919 - Sur la recherche de la clarté
N. Lygeros
Pour Ludwig Wittgenstein, il y a dans le progrès qui caractérise notre culture un élément qui aliène la clarté. En effet il écrit : « La clarté elle-même ne fait encore que servir une telle fin, au lieu d’être à soi-même la fin. Pour moi au contraire, la clarté, la transparence, est à elle-même sa propre fin ». Et il explicite sa pensée de la manière suivante : “Elever un édifice, cela ne m’intéresse pas. Ce qui m’intéresse est d’avoir devant moi, transparents, les fondements des édifices possibles “. Bien que cela puisse paraître en contradiction avec l’évolution de la pensée, nous pouvons y percevoir plus en profondeur un modèle de l’activité mathématique en recherche. Et sans doute l’exemple le plus frappant c’est celui de la complétion de la classification des groupes finis simples. Car il ne s’agit en aucun cas de la construction d’un nouvel édifice, mais de la compréhension d’un ensemble hétéroclite de méthodes, qui ont théoriquement le même but sans pour autant qu’elles éprouvent le besoin d’unifier leur réalisation. Alors que pour le spécialiste de la théorie des groupes, il y a la nécessité de clarifier ces structures démonstratives afin de saisir les schémas mentaux qui construisent l’essentiel de la structure sans devoir l’alourdir par des considérations techniques superflues. Nous voyons que dans ce cadre la clarté certes structurelle devient une fin en soi, elle ne représente plus un intermédiaire nécessaire. Car historiquement la structure globale de la théorie des groupes finis simples était déjà évidente sans être claire pour autant. Elle était descriptivement claire mais dépourvue de tout caractère exégétique. Si nous considérons ce théorème comme la construction d’un édifice nous sommes en opposition avec les dires de Ludwig Wittgenstein. Cependant si nous considérons ce théorème comme une clarification d’une existence historiquement existante alors nous allons dans son sens.

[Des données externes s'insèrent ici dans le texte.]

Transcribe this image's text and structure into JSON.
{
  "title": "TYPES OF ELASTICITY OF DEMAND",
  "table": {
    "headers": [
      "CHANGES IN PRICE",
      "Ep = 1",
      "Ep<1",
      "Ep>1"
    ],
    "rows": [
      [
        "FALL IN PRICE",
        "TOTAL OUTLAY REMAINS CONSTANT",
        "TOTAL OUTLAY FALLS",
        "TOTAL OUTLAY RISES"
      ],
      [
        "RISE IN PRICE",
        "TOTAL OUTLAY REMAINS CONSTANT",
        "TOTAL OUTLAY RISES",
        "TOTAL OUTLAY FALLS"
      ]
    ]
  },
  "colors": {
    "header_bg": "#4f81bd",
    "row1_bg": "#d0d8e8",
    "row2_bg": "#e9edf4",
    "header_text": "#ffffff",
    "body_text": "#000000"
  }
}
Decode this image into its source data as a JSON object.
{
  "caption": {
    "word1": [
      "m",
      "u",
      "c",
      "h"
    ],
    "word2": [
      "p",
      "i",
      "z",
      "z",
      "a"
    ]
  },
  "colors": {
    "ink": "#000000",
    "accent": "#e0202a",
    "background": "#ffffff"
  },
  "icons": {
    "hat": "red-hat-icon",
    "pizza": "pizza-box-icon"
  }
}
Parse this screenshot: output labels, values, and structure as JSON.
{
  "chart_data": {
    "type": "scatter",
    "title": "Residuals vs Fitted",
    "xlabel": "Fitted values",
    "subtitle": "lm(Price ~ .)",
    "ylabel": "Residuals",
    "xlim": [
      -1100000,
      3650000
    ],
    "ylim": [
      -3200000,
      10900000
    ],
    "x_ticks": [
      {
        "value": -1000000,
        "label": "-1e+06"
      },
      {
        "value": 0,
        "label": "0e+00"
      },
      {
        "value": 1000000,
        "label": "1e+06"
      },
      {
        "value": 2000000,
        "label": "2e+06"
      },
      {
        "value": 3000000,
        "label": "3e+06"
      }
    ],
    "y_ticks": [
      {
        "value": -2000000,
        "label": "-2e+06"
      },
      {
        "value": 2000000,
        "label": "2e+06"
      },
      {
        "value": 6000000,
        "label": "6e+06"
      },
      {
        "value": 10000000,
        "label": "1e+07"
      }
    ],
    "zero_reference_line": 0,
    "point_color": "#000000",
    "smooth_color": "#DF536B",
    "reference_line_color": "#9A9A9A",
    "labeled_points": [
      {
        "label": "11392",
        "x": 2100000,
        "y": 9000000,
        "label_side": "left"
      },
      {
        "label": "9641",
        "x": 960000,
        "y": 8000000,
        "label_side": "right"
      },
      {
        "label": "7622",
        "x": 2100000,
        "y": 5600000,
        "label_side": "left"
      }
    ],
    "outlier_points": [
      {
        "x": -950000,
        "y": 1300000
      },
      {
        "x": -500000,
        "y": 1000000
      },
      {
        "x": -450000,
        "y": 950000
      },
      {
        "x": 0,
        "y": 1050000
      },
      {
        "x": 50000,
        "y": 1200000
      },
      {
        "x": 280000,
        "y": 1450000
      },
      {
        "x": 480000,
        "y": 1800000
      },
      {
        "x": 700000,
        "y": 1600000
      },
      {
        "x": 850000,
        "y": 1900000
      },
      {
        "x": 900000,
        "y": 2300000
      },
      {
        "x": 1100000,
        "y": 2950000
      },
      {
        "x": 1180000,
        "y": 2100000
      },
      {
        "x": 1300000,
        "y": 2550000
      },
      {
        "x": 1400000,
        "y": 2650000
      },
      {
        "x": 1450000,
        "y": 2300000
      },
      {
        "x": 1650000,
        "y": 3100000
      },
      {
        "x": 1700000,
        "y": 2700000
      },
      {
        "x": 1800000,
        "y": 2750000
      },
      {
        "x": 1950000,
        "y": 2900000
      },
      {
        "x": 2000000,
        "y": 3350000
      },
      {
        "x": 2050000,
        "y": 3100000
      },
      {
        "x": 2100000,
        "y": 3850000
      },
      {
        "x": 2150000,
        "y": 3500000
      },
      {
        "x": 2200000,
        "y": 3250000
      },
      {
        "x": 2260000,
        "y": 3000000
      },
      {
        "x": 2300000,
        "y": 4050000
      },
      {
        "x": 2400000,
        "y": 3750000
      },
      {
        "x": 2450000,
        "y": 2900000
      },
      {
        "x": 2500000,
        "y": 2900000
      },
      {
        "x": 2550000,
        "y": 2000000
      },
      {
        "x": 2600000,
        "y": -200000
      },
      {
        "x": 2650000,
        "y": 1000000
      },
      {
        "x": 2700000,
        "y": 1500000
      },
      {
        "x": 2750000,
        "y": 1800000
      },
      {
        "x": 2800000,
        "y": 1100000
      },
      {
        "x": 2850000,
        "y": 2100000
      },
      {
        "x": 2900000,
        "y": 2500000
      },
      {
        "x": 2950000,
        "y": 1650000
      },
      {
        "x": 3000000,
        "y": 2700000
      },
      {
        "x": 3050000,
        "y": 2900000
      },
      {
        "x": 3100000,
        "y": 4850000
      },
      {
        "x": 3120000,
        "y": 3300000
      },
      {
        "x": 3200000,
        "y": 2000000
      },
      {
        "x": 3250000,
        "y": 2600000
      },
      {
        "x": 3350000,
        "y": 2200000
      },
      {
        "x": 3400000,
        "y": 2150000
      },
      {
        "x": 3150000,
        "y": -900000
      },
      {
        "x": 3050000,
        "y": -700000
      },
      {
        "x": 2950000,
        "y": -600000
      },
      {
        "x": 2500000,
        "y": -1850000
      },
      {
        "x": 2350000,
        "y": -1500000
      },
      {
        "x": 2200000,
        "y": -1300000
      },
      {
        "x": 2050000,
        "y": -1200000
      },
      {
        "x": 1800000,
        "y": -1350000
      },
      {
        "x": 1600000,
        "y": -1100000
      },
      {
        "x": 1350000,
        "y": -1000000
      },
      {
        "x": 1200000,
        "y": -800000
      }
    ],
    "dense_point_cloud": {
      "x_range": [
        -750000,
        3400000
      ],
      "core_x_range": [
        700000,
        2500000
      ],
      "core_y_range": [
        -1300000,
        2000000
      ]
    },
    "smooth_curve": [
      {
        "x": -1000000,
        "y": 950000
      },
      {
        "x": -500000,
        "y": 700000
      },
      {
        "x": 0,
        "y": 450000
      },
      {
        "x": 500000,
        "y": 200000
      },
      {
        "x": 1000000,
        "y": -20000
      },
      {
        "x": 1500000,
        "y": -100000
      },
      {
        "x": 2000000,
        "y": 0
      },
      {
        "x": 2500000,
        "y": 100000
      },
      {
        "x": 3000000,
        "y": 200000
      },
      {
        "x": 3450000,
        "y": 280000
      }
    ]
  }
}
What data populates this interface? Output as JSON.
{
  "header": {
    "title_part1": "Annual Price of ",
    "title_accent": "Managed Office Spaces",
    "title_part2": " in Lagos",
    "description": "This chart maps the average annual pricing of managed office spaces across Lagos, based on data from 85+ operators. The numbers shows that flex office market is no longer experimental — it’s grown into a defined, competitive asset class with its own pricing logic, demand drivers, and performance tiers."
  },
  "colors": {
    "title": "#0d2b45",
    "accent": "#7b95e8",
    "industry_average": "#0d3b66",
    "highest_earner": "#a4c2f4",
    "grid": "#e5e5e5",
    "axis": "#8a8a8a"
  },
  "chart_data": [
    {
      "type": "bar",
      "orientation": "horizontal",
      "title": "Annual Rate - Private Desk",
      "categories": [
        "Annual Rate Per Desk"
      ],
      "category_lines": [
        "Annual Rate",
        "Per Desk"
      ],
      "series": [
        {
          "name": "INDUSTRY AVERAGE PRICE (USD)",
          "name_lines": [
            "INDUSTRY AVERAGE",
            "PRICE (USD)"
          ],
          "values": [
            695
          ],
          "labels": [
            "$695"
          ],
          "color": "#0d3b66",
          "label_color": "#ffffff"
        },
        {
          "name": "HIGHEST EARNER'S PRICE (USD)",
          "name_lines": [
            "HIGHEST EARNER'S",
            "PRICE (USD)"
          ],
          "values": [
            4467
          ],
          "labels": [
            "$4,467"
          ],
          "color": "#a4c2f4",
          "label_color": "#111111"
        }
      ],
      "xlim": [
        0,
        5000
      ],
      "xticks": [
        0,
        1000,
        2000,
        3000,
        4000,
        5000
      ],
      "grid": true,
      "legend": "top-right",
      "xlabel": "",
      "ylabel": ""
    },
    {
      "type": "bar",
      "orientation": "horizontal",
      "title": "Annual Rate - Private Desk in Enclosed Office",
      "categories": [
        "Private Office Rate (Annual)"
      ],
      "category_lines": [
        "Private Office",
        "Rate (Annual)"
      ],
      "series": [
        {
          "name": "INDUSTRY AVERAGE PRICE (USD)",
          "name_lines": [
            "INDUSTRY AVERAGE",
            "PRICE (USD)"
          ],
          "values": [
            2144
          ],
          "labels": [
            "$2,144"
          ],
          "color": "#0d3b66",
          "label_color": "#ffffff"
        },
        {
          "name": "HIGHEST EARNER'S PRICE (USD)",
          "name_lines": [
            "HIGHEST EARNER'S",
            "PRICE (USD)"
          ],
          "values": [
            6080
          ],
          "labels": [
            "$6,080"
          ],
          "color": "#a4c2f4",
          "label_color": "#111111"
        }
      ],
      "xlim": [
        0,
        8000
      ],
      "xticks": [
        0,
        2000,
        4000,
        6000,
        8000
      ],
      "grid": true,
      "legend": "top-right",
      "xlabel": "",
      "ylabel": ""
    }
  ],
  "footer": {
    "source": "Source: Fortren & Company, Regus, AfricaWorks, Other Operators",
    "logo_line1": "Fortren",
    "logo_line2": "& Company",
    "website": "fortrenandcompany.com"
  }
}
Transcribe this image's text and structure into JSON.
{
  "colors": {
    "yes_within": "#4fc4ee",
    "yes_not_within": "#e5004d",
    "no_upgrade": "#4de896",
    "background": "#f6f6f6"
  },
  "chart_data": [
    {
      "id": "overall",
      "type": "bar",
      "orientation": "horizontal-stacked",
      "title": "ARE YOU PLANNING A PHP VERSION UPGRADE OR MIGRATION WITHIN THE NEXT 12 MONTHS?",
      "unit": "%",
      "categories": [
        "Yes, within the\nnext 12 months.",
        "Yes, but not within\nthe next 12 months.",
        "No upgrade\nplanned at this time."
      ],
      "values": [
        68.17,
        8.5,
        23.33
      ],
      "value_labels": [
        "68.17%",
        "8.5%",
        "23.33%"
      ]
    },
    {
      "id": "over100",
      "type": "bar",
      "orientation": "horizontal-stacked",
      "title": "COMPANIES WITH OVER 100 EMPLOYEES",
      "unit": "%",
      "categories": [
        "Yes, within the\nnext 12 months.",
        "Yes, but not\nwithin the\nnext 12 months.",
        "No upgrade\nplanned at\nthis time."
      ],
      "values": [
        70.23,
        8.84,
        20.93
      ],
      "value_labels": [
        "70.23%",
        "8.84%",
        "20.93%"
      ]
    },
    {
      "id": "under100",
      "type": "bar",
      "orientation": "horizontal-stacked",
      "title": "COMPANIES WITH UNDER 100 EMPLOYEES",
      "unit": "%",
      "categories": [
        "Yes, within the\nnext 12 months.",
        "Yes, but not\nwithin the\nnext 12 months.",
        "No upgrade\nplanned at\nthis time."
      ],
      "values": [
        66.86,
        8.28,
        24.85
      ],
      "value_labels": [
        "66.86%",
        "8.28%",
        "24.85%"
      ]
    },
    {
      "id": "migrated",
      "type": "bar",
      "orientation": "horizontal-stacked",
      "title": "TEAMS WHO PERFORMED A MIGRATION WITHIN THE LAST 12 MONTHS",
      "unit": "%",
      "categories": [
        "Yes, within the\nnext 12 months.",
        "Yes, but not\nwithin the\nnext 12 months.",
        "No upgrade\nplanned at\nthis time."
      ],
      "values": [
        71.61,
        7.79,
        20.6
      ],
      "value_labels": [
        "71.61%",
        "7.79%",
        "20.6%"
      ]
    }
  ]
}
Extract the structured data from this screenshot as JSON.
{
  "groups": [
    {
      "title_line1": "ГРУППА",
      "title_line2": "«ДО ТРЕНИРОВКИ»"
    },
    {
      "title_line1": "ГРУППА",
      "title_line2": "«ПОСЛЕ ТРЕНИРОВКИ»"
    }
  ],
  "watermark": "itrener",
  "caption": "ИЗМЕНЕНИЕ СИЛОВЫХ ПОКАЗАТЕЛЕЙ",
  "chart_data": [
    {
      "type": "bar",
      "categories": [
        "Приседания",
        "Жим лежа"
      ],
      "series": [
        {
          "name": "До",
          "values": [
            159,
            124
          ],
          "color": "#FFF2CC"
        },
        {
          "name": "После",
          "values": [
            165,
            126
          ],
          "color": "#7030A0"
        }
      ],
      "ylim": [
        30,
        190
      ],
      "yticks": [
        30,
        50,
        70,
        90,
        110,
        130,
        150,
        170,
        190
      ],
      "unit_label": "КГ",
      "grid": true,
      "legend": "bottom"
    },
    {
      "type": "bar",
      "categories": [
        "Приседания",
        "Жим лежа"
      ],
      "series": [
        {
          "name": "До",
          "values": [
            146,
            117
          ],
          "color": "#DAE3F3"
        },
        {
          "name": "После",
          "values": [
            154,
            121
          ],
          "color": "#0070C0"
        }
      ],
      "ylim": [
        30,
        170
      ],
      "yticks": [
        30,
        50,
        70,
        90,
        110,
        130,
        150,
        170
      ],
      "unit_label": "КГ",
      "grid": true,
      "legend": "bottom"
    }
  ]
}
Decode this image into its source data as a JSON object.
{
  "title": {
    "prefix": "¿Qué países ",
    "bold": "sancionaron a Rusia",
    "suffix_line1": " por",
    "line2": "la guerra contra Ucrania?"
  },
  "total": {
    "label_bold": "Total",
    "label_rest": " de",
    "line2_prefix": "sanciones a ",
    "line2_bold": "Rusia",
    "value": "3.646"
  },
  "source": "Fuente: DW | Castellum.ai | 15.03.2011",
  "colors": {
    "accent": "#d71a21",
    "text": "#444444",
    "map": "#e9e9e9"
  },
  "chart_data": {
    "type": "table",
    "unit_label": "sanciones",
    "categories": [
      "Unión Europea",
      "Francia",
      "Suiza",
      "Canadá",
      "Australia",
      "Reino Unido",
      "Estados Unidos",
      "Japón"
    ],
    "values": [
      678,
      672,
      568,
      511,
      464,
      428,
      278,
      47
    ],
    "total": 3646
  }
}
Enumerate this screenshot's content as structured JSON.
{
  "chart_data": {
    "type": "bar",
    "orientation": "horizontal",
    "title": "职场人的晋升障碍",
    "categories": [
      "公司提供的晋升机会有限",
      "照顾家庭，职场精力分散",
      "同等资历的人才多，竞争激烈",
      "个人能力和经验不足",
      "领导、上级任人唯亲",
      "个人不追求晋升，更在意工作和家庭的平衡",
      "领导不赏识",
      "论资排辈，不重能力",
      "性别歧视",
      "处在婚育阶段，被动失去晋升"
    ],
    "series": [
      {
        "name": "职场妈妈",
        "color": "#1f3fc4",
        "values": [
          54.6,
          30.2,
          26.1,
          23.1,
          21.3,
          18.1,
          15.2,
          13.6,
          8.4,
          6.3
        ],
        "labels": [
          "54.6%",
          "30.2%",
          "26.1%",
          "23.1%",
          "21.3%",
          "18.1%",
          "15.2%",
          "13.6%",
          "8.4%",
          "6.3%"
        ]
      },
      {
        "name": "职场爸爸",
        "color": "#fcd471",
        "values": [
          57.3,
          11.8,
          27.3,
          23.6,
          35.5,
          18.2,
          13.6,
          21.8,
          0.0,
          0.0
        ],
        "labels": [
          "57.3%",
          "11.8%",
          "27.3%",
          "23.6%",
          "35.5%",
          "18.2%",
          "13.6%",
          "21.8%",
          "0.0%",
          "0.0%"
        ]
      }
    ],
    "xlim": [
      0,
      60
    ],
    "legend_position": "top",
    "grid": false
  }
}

Nous nous rendons compte via ce paradigme, que l’opposition que crée la pensée de Ludwig Wittgenstein au sujet de la clarté et de la construction, une fois incorporée dans une structure diachronique dont les éléments sont évidents mais non clairs, devient en réalité un mode opératoire dynamique certes mais essentiellement isomorphe à la recherche constructive. Et donc cette opposition qui semble dogmatique se transforme en opposition de dogmes isomorphes. Cela nous permet d’interpréter l’approche considérée comme un choix effectué a priori et justifié a posteriori par l’isomorphisme cognitif. Ainsi l’apparition synchronique se résout via l’introduction de la diachronie. De même et ce de manière générale la recherche de la clarté peut elle-même être interprétée comme la construction d’un édifice que nous pourrions caractériser comme une hyperstructure car elle n’est pas le même sens que les précédents. Cependant elle n’en constitue pas moins une construction puisqu’elle est par nature perfectible et en ce sens évolutive et constructive. Même s’il est vrai qu’une fois aboutie via la complétion, elle semble rigidifiée. Pourtant même dans ce cas elle ne peut théoriquement être à l’abri d’une généralisation qui la contiendrait en tant que théorie élégante et qui parviendrait à une encore plus grande clarté.